GHOST RIDER: SPIRIT OF VENGEANCE

D

When Johnny Blaze (Nicolas Cage) remarks in the narration that starts this sequel to “Ghost Rider”—the awful 2007 adaptation of the second-tier Marvel comic by Mark Steven Johnson—that good judgment is “not his forte,” your mind might be liable to wander to the actor’s tax problems, or his bad choice of roles, or his habit of giving over-the-top performances. Of course his character is talking about his unwise choice to sell his soul to the devil to save his father’s life—which led to his being transformed into the fiery title figure to serve Satan’s needs–but it would be best to think about those other possibilities instead, because there’s not much in “Spirit of Vengeance” to hold your interest. In fact, you might say that the worst choice you could make is the decision to go to see it in the first place.

“Vengeance” doesn’t really have much to do with the first picture, in which Johnny/Rider went after some escaped demons from hell. Here, in a plot that has a lot in common with the “Terminator” movies, he’s drawn by the heroic Moreau (Idris Elba) into a mission to save a young boy (Fergus Riordan) and his mother Nadya (Violante Placido) from the woman’s wicked one-time boyfriend Ray (Johnny Whitworth), who’s been tasked by the devil, embodied in the aging Roarke (Ciaran Hinds), to bring the kid to him. It’s ultimately revealed that Danny’s actually the son of Roarke and Nadya, and that Roarke is planning to possess the youngster’s body in a Satanic ritual, thereby taking a form that, being only half-human, won’t be overcome by the exercise of his demonic power. Moreau wins Blaze’s assistance by promising to free him of the curse he’s living under in return.

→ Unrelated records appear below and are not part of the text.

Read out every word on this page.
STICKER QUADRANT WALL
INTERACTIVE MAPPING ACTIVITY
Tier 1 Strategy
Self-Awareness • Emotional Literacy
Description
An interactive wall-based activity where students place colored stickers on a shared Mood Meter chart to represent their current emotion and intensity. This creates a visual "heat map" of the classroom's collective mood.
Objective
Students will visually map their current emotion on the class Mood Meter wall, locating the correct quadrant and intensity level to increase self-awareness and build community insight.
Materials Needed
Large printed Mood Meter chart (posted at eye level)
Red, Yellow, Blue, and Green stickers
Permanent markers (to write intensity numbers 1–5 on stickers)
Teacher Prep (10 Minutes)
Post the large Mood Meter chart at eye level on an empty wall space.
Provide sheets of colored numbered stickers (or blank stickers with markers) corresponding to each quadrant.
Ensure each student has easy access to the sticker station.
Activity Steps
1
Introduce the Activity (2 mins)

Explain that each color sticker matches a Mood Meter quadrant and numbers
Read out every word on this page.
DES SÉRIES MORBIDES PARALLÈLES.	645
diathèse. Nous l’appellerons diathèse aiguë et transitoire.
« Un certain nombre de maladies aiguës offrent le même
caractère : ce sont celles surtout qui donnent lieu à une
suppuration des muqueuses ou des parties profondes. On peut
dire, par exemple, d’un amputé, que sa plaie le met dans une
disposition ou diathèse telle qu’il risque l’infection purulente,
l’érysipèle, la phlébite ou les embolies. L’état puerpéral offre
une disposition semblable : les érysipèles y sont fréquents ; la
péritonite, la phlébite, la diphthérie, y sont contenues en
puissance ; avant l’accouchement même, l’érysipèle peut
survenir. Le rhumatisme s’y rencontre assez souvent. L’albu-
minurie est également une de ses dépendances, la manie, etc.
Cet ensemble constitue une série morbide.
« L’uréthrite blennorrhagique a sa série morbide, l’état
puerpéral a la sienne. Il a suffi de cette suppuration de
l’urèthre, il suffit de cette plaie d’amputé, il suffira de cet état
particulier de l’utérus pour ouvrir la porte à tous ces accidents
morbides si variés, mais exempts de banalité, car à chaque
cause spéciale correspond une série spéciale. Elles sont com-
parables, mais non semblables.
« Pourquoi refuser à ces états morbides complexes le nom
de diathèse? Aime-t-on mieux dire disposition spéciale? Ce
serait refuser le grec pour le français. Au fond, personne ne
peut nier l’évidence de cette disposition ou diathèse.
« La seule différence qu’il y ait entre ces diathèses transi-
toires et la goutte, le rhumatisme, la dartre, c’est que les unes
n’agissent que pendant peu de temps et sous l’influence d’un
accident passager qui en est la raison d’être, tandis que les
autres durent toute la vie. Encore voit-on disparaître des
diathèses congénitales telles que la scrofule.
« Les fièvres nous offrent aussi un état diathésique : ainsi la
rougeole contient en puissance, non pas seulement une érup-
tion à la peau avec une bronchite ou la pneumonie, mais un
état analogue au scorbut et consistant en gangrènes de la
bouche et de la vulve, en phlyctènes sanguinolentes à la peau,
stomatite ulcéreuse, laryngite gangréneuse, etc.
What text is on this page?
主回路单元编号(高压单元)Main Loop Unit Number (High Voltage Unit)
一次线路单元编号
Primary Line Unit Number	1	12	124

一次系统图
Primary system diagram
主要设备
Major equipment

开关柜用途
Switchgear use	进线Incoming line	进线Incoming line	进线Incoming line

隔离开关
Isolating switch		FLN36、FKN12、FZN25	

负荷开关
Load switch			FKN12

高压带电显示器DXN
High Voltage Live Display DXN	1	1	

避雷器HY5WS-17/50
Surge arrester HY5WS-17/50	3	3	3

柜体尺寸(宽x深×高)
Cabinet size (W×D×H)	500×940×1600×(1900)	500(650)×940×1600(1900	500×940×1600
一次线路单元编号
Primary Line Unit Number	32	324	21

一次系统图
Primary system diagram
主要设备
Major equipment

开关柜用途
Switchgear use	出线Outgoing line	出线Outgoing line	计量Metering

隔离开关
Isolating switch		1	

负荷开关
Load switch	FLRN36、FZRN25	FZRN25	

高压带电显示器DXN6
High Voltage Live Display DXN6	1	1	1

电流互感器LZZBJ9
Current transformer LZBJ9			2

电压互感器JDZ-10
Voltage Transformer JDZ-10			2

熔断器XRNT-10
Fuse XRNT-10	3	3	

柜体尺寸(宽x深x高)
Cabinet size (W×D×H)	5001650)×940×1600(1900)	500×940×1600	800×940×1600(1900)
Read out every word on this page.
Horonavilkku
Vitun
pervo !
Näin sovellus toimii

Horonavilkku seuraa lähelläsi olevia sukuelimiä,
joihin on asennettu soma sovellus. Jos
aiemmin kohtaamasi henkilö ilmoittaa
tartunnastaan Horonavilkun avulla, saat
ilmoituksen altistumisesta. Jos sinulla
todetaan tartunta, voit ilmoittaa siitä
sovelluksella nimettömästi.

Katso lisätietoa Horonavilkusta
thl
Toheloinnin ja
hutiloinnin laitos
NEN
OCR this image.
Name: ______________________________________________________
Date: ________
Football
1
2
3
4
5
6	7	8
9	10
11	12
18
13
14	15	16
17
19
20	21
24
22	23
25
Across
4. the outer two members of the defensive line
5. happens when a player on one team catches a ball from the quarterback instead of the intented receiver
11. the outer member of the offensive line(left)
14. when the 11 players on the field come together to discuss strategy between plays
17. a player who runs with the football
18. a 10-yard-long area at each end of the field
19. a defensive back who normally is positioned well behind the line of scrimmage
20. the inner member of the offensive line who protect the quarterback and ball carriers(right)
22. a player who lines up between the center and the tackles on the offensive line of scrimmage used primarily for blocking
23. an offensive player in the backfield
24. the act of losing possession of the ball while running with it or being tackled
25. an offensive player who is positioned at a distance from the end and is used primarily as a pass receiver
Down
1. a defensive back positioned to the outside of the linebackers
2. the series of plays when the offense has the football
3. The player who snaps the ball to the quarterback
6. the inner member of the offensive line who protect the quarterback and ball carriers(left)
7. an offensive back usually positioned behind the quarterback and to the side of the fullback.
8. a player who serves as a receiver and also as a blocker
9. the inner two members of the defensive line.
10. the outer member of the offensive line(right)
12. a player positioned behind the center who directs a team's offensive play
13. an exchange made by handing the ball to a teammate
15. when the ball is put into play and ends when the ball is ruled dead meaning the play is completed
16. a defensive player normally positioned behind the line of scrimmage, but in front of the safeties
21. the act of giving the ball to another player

What follows are a lot of car-motorcycle-and truck chases, explosions and face-offs with guns and chains. They’re all choreographed by directors Mark Neveldine and Brian Taylor, shot by cinematographer Brandon Trost and edited by Brian Berdan in the sort of messily hyperkinetic, depressingly dark style characteristic of so many supernaturally-tinged action movies nowadays, and the effects take on a repetitive tone—although one bit of business, in which Ray’s brought back to life by Roarke with the ability to cause those he touches to decompose, is sort of cool the first couple of times he uses it. Still, the action sequences are certainly superior to the intervening dialogue ones, in which Cage alternates between ambling along soporifically and going the wild-eyed goofball route and Hinds, in what’s probably this fine actor’s most embarrassing role to date, scowling menacingly in a style worthy of a 1940s serial villain as his face deteriorates, courtesy of makeup that increases his jowls to astronomical proportions. Whitworth gins up his performance in competition with them, but comes off distinctly second-best in comparison. Meanwhile Placido frets maternally in between the scenes where she’s blowing bad-guys away with high-powered rifles, and Riordan makes a pretty irritating little potential victim. There’s some momentary amusement in spying Anthony Head and Christopher Lambert playing a couple of not-so-nice monks (the latter with tattoos all over his face!), but not much.

“Spirit of Vengeance” could really have used more sense of fun; there are a few instances of intentional humor—the best involving Ray and a Twinkie. But for the most part this is a grim, ugly movie that takes its ridiculous premise much too seriously and doesn’t showcase effects good enough to make up for all its shortcomings.